Offene Posten

Offene Posten sind noch nicht bezahlte Rechnungen oder Forderungen, die in der Buchhaltung erfasst und bis zum Zahlungseingang überwacht werden. Sie sind wichtig für Mahnwesen, Liquiditätsplanung und Forderungsmanagement.

Offene Posten

Offene Posten sind alle Rechnungen, Forderungen oder Verbindlichkeiten, die zwar bereits gebucht, aber noch nicht bezahlt wurden. In der Praxis bedeutet das: Ein Kunde hat eine Rechnung erhalten, der Betrag ist aber noch nicht auf dem Konto eingegangen. Solche Positionen müssen in der Buchhaltung laufend überwacht werden, damit keine Zahlungen übersehen werden und bei Bedarf rechtzeitig eine Zahlungserinnerung oder Mahnung versendet werden kann.
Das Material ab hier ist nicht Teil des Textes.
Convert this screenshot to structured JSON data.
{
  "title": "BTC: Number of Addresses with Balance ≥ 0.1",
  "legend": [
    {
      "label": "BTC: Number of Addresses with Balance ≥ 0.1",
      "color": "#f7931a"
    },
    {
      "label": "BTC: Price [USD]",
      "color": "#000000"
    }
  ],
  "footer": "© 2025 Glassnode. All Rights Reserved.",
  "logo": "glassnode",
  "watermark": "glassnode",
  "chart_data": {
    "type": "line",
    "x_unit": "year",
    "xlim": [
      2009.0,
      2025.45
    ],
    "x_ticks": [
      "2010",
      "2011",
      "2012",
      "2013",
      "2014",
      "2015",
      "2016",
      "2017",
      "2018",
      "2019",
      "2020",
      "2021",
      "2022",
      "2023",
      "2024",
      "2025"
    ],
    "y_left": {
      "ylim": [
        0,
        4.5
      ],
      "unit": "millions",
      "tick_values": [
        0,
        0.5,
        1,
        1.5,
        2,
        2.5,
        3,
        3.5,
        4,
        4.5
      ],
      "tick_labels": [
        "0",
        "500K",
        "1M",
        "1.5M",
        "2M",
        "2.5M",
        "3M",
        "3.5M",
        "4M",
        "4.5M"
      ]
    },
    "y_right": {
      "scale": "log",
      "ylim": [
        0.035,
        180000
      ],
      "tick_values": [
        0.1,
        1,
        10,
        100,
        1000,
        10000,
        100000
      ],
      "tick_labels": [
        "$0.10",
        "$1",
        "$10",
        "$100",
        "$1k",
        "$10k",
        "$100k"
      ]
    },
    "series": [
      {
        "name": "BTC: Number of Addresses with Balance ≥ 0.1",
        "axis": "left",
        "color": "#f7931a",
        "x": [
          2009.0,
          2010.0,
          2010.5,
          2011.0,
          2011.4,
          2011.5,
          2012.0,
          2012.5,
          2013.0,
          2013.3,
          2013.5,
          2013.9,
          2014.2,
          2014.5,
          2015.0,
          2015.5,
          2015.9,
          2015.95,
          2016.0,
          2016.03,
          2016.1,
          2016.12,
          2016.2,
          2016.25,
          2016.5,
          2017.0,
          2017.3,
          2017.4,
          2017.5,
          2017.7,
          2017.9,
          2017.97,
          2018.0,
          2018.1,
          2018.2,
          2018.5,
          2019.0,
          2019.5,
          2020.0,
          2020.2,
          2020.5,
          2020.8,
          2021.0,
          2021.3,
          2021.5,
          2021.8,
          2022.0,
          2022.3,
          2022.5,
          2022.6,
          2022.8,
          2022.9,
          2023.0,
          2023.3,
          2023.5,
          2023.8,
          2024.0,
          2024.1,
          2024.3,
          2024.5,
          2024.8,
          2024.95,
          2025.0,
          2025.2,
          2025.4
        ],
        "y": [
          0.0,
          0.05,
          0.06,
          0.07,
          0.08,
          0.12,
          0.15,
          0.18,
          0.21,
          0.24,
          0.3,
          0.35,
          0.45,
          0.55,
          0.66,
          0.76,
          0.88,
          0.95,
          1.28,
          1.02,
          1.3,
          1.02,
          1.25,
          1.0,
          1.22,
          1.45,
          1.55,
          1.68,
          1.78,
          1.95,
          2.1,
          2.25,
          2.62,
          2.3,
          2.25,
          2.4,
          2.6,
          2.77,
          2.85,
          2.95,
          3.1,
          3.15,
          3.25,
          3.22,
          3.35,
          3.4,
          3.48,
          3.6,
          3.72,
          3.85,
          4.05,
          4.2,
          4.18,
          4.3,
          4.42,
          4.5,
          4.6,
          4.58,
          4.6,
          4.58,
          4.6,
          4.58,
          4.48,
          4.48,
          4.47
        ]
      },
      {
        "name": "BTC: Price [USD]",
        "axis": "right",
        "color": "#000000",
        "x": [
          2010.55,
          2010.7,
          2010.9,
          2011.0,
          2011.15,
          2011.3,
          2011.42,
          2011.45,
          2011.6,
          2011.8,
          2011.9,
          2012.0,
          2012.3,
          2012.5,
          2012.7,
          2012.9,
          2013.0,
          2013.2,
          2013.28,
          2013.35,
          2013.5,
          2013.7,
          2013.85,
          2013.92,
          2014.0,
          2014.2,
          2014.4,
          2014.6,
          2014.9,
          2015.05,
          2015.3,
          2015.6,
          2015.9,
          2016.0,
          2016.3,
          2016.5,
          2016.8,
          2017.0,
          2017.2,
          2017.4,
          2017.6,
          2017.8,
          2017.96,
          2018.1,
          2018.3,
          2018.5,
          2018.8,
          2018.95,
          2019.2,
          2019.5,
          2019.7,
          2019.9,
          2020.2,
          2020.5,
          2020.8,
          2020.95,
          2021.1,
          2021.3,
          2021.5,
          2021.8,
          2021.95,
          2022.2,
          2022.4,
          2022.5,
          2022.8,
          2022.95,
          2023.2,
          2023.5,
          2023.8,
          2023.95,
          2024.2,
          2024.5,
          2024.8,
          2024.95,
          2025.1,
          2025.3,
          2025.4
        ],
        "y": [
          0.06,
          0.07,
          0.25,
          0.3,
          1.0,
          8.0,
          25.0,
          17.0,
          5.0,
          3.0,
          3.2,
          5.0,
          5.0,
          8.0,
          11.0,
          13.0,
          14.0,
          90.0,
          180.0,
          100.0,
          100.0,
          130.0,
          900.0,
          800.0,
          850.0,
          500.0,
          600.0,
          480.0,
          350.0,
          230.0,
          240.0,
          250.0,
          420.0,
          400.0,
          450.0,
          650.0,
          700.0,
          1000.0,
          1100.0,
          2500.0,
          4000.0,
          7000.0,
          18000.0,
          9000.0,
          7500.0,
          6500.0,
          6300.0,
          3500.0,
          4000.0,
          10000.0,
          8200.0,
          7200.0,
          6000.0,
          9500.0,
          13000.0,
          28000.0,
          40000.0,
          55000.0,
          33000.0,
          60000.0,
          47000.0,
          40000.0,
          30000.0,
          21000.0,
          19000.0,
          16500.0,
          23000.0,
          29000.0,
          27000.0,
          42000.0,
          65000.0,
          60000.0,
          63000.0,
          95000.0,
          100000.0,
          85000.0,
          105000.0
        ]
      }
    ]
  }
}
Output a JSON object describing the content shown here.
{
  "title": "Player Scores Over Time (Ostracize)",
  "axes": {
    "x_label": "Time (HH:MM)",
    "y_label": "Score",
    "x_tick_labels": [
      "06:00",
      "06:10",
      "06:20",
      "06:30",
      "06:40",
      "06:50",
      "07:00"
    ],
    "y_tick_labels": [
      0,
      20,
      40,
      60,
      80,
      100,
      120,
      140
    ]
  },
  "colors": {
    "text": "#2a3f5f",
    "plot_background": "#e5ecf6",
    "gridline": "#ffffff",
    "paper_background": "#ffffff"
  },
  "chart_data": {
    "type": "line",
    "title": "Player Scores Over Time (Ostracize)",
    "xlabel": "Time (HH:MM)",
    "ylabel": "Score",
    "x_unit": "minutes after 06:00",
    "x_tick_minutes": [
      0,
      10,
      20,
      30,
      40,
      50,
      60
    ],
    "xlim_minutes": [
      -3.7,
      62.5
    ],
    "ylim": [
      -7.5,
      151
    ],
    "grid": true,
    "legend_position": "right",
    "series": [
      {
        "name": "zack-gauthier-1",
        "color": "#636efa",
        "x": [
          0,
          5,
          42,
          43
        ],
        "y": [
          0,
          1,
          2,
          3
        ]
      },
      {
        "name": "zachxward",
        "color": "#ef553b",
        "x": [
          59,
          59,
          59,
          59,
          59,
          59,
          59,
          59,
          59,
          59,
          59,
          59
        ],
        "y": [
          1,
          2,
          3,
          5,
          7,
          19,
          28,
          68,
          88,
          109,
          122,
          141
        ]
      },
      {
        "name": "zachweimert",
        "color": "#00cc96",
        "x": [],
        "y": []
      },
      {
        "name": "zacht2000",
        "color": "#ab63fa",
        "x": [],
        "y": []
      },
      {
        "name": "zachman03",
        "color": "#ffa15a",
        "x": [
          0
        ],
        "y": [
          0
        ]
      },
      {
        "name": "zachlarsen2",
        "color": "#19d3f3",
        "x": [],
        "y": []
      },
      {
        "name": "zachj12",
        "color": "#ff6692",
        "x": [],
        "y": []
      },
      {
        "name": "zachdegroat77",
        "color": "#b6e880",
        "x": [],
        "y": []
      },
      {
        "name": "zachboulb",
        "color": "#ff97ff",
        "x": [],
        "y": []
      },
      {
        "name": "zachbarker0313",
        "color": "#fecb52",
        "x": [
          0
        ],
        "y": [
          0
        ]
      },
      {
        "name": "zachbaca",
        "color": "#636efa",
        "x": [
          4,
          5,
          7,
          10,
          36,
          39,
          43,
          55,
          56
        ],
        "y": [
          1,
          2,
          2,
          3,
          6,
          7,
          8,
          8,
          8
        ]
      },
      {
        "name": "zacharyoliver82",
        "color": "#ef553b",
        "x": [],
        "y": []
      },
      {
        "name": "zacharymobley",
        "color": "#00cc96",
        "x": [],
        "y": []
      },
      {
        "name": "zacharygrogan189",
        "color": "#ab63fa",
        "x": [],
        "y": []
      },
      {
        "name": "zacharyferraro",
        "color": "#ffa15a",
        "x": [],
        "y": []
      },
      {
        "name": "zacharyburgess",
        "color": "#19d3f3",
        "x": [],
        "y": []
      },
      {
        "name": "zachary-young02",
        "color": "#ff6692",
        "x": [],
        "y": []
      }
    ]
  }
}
Warum sind offene Posten wichtig?

Für Freelancer und kleine Unternehmen sind offene Posten besonders relevant, weil verspätete Zahlungen die Liquidität direkt beeinflussen. Wenn mehrere Rechnungen gleichzeitig offen sind, kann das schnell zu Engpässen bei Miete, Steuerzahlungen oder laufenden Betriebskosten führen. Ein gutes Offene-Posten-Management hilft daher, den Überblick über Forderungen zu behalten und Zahlungsausfälle zu vermeiden.

Beispiele aus der Praxis

  • Freelancer: Eine Designerin stellt am 1. Mai eine Rechnung über 1.200 € mit 14 Tagen Zahlungsziel. Bis zum 15. Mai bleibt die Rechnung ein offener Posten. Erst mit dem Zahlungseingang wird sie ausgeglichen.
  • Kleines Unternehmen: Ein IT-Dienstleister hat zehn Kundenrechnungen offen. Drei davon sind bereits überfällig. Das Team prüft die offenen Posten und verschickt eine Zahlungserinnerung an die säumigen Kunden.
  • Buchhaltung: In der Debitorenbuchhaltung werden offene Forderungen regelmäßig mit Kontoauszügen abgeglichen, damit offene Posten korrekt als bezahlt oder weiterhin offen markiert werden.

Praktische Anwendung

Im Alltag werden offene Posten häufig in einer Offene-Posten-Liste oder in einer Buchhaltungssoftware verwaltet. Dort sieht man auf einen Blick:

  • Rechnungsnummer und Kunde
  • Rechnungsbetrag
  • Fälligkeitsdatum
  • bereits gezahlte Beträge
  • überfällige Forderungen

So lassen sich Mahnläufe gezielt steuern. Ein typischer Ablauf ist:

  1. Rechnung wird gestellt.
  2. Die Forderung erscheint als offener Posten.
  3. Nach Ablauf des Zahlungsziels wird geprüft, ob der Betrag eingegangen ist.
  4. Falls nicht, folgt eine Zahlungserinnerung oder Mahnung.
  5. Nach Zahlung wird der offene Posten ausgeglichen.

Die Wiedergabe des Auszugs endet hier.